На практике такое мышление не столь стратегически обоснованно, как кажется. Мало кто из очевидных копий оригинального блокбастера приближается хотя бы к тени успеха оригинала. A Christmas Prince взлетел на воздух, поэтому A Princess for Christmas и Christmas With a Prince: Becoming Royal могли провалиться.

Многие книги «…. Из Освенцима», последовавшие за «Татуировщиком», иногда отступали от этого правила: «Сестры из Освенцима», «Дочь из Освенцима» и «Гардеробщицы Освенцима», все сочинения жанра нон-фикшн, провели несколько недель в списке бестселлеров The New York Times; роман «Библиотекарь из Освенцима» тоже. Но общее правило остается правилом. И это говорит о том, что люди действительно жаждут нового для себя.

Люди читают, потому что хотят, чтобы их хоть как-то развлекали или заинтересовали; встреча с одним и тем же снова и снова — верный способ добиться обратного результата.
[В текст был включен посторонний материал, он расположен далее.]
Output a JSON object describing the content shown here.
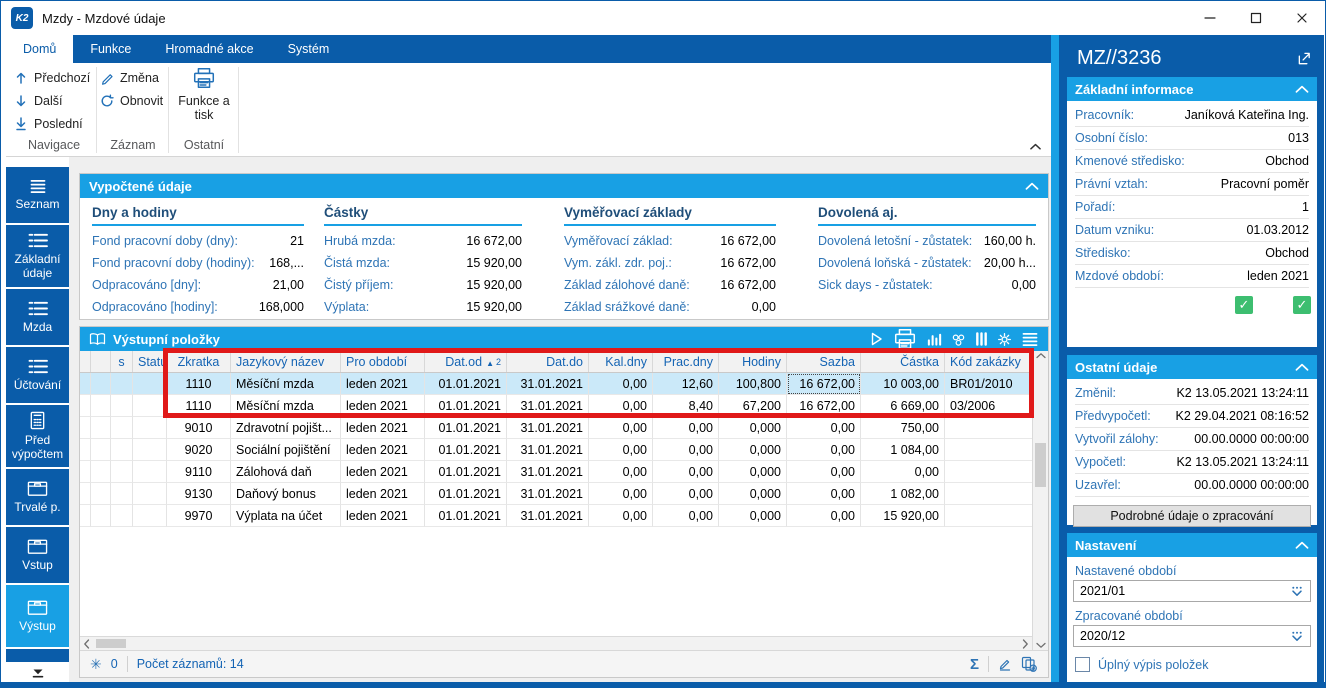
{
  "colors": {
    "dark_blue": "#0A5CA9",
    "bright_blue": "#18A0E4",
    "selection_blue": "#CBE9F9",
    "annotation_red": "#E01919",
    "check_green": "#3DBE70",
    "label_blue": "#2E74B5",
    "heading_navy": "#1F4E79",
    "header_text_blue": "#1464B4"
  },
  "window": {
    "title": "Mzdy - Mzdové údaje",
    "logo_text": "K2",
    "control_icons": [
      "minimize-icon",
      "maximize-icon",
      "close-icon"
    ]
  },
  "ribbon": {
    "tabs": [
      {
        "label": "Domů",
        "active": true
      },
      {
        "label": "Funkce",
        "active": false
      },
      {
        "label": "Hromadné akce",
        "active": false
      },
      {
        "label": "Systém",
        "active": false
      }
    ],
    "groups": [
      {
        "label": "Navigace",
        "buttons": [
          {
            "label": "Předchozí",
            "icon": "arrow-up-icon"
          },
          {
            "label": "Další",
            "icon": "arrow-down-icon"
          },
          {
            "label": "Poslední",
            "icon": "arrow-down-last-icon"
          }
        ]
      },
      {
        "label": "Záznam",
        "buttons": [
          {
            "label": "Změna",
            "icon": "pencil-icon"
          },
          {
            "label": "Obnovit",
            "icon": "refresh-icon"
          }
        ]
      },
      {
        "label": "Ostatní",
        "buttons": [
          {
            "label": "Funkce a tisk",
            "icon": "printer-icon",
            "large": true
          }
        ]
      }
    ]
  },
  "sidebar": {
    "items": [
      {
        "label": "Seznam",
        "icon": "menu-icon",
        "active": false
      },
      {
        "label": "Základní údaje",
        "icon": "list-icon",
        "active": false
      },
      {
        "label": "Mzda",
        "icon": "list-icon",
        "active": false
      },
      {
        "label": "Účtování",
        "icon": "list-icon",
        "active": false
      },
      {
        "label": "Před výpočtem",
        "icon": "calculator-icon",
        "active": false
      },
      {
        "label": "Trvalé p.",
        "icon": "box-icon",
        "active": false
      },
      {
        "label": "Vstup",
        "icon": "box-icon",
        "active": false
      },
      {
        "label": "Výstup",
        "icon": "box-icon",
        "active": true
      }
    ]
  },
  "computed_panel": {
    "title": "Vypočtené údaje",
    "groups": [
      {
        "heading": "Dny a hodiny",
        "rows": [
          {
            "label": "Fond pracovní doby (dny):",
            "value": "21"
          },
          {
            "label": "Fond pracovní doby (hodiny):",
            "value": "168,..."
          },
          {
            "label": "Odpracováno [dny]:",
            "value": "21,00"
          },
          {
            "label": "Odpracováno [hodiny]:",
            "value": "168,000"
          }
        ]
      },
      {
        "heading": "Částky",
        "rows": [
          {
            "label": "Hrubá mzda:",
            "value": "16 672,00"
          },
          {
            "label": "Čistá mzda:",
            "value": "15 920,00"
          },
          {
            "label": "Čistý příjem:",
            "value": "15 920,00"
          },
          {
            "label": "Výplata:",
            "value": "15 920,00"
          }
        ]
      },
      {
        "heading": "Vyměřovací základy",
        "rows": [
          {
            "label": "Vyměřovací základ:",
            "value": "16 672,00"
          },
          {
            "label": "Vym. zákl. zdr. poj.:",
            "value": "16 672,00"
          },
          {
            "label": "Základ zálohové daně:",
            "value": "16 672,00"
          },
          {
            "label": "Základ srážkové daně:",
            "value": "0,00"
          }
        ]
      },
      {
        "heading": "Dovolená aj.",
        "rows": [
          {
            "label": "Dovolená letošní - zůstatek:",
            "value": "160,00 h."
          },
          {
            "label": "Dovolená loňská - zůstatek:",
            "value": "20,00 h..."
          },
          {
            "label": "Sick days - zůstatek:",
            "value": "0,00"
          }
        ]
      }
    ]
  },
  "items_panel": {
    "title": "Výstupní položky",
    "title_icon": "book-icon",
    "toolbar_icons": [
      "play-icon",
      "printer-icon",
      "bar-chart-icon",
      "relations-icon",
      "columns-icon",
      "gear-icon",
      "menu-icon"
    ],
    "columns": [
      "",
      "",
      "s",
      "Status",
      "Zkratka",
      "Jazykový název",
      "Pro období",
      "Dat.od",
      "Dat.do",
      "Kal.dny",
      "Prac.dny",
      "Hodiny",
      "Sazba",
      "Částka",
      "Kód zakázky"
    ],
    "sort": {
      "column": "Dat.od",
      "direction": "asc",
      "order": "2"
    },
    "rows": [
      {
        "selected": true,
        "focus_col": "Sazba",
        "cells": [
          "1110",
          "Měsíční mzda",
          "leden 2021",
          "01.01.2021",
          "31.01.2021",
          "0,00",
          "12,60",
          "100,800",
          "16 672,00",
          "10 003,00",
          "BR01/2010"
        ]
      },
      {
        "selected": false,
        "cells": [
          "1110",
          "Měsíční mzda",
          "leden 2021",
          "01.01.2021",
          "31.01.2021",
          "0,00",
          "8,40",
          "67,200",
          "16 672,00",
          "6 669,00",
          "03/2006"
        ]
      },
      {
        "selected": false,
        "cells": [
          "9010",
          "Zdravotní pojišt...",
          "leden 2021",
          "01.01.2021",
          "31.01.2021",
          "0,00",
          "0,00",
          "0,000",
          "0,00",
          "750,00",
          ""
        ]
      },
      {
        "selected": false,
        "cells": [
          "9020",
          "Sociální pojištění",
          "leden 2021",
          "01.01.2021",
          "31.01.2021",
          "0,00",
          "0,00",
          "0,000",
          "0,00",
          "1 084,00",
          ""
        ]
      },
      {
        "selected": false,
        "cells": [
          "9110",
          "Zálohová daň",
          "leden 2021",
          "01.01.2021",
          "31.01.2021",
          "0,00",
          "0,00",
          "0,000",
          "0,00",
          "0,00",
          ""
        ]
      },
      {
        "selected": false,
        "cells": [
          "9130",
          "Daňový bonus",
          "leden 2021",
          "01.01.2021",
          "31.01.2021",
          "0,00",
          "0,00",
          "0,000",
          "0,00",
          "1 082,00",
          ""
        ]
      },
      {
        "selected": false,
        "cells": [
          "9970",
          "Výplata na účet",
          "leden 2021",
          "01.01.2021",
          "31.01.2021",
          "0,00",
          "0,00",
          "0,000",
          "0,00",
          "15 920,00",
          ""
        ]
      }
    ],
    "status_bar": {
      "filter_icon": "asterisk-icon",
      "filter_count": "0",
      "records_text": "Počet záznamů: 14",
      "icons": [
        "sum-icon",
        "edit-icon",
        "add-copy-icon"
      ]
    }
  },
  "right_panel": {
    "record_id": "MZ//3236",
    "open_icon": "open-external-icon",
    "sections": [
      {
        "title": "Základní informace",
        "rows": [
          {
            "label": "Pracovník:",
            "value": "Janíková Kateřina Ing."
          },
          {
            "label": "Osobní číslo:",
            "value": "013"
          },
          {
            "label": "Kmenové středisko:",
            "value": "Obchod"
          },
          {
            "label": "Právní vztah:",
            "value": "Pracovní poměr"
          },
          {
            "label": "Pořadí:",
            "value": "1"
          },
          {
            "label": "Datum vzniku:",
            "value": "01.03.2012"
          },
          {
            "label": "Středisko:",
            "value": "Obchod"
          },
          {
            "label": "Mzdové období:",
            "value": "leden 2021"
          }
        ],
        "checks": [
          true,
          true
        ]
      },
      {
        "title": "Ostatní údaje",
        "rows": [
          {
            "label": "Změnil:",
            "value": "K2 13.05.2021 13:24:11"
          },
          {
            "label": "Předvypočetl:",
            "value": "K2 29.04.2021 08:16:52"
          },
          {
            "label": "Vytvořil zálohy:",
            "value": "00.00.0000 00:00:00"
          },
          {
            "label": "Vypočetl:",
            "value": "K2 13.05.2021 13:24:11"
          },
          {
            "label": "Uzavřel:",
            "value": "00.00.0000 00:00:00"
          }
        ],
        "button": "Podrobné údaje o zpracování"
      },
      {
        "title": "Nastavení",
        "fields": [
          {
            "label": "Nastavené období",
            "value": "2021/01"
          },
          {
            "label": "Zpracované období",
            "value": "2020/12"
          }
        ],
        "checkbox": {
          "label": "Úplný výpis položek",
          "checked": false
        }
      }
    ]
  },
  "annotation": {
    "shape": "rectangle",
    "color": "#E01919",
    "note": "red highlight around the two 1110 Měsíční mzda rows"
  }
}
В частности, люди читают о Холокосте (по крайней мере, я читаю), потому что в нем есть что-то такое, что не поддается пониманию. Масштабы столь велики, соучастие столь эмоционально необъяснимо, разнообразие разрушенных жизней не поддается пониманию. Я читаю о Холокосте, потому что хочу сделать бесчеловечное человечным — взять вещь настолько огромную, что ее легче просто игнорировать, и обратиться к ней таким образом, чтобы я действительно почувствовала что-то из того, что произошло.

Меня раздражают не авторы этих книг, каждый из которых, как мне кажется, рассказывает историю, которая лично его волнует и трогает. (Эти истории, надо отметить, не всегда были исторически точными.) Это касается тех, кто решил, что лучший способ донести эти истории до читателя — сделать так, чтобы все они звучали как подходящие для пляжного чтения клоны на тему Холокоста. Мне не нравится, что, когда пресс-релиз о неизбежной следующей книге в этой линейке попадает в мой почтовый ящик, моей первой реакцией становится стон. Мне небезразличен сам акт повествования, и мне не нравится наблюдать, как я рефлекторно отвергаю любой его пример из-за нескольких слов, выбранных в качестве названия.

И все же я рефлексирую. Потому что зона настолько наводнена книгами, которые звучат одинаково, что я теперь автоматически ожидаю, что все, что появляется после них, тоже будет звучать одинаково. А значит, возможно, и на самом деле будет таким же; и чтобы боль от этого гигантского и сложного злодеяния стала чуть более плоской и чуть более ощутимой; чтобы она казалась более далекой, более непонятной, даже до такой степени, чтобы казаться нереальной.

Так что присоединяйтесь ко мне и скажите: «Хватит. Возможно, в Освенциме был ксилофонист, таксидермист, нумизмат или даже внучка (да, правда), и мне могут быть искренне интересны их истории. Но если вы попытаетесь продать мне их под теми названиями, о которых мы оба думаем, я закричу»!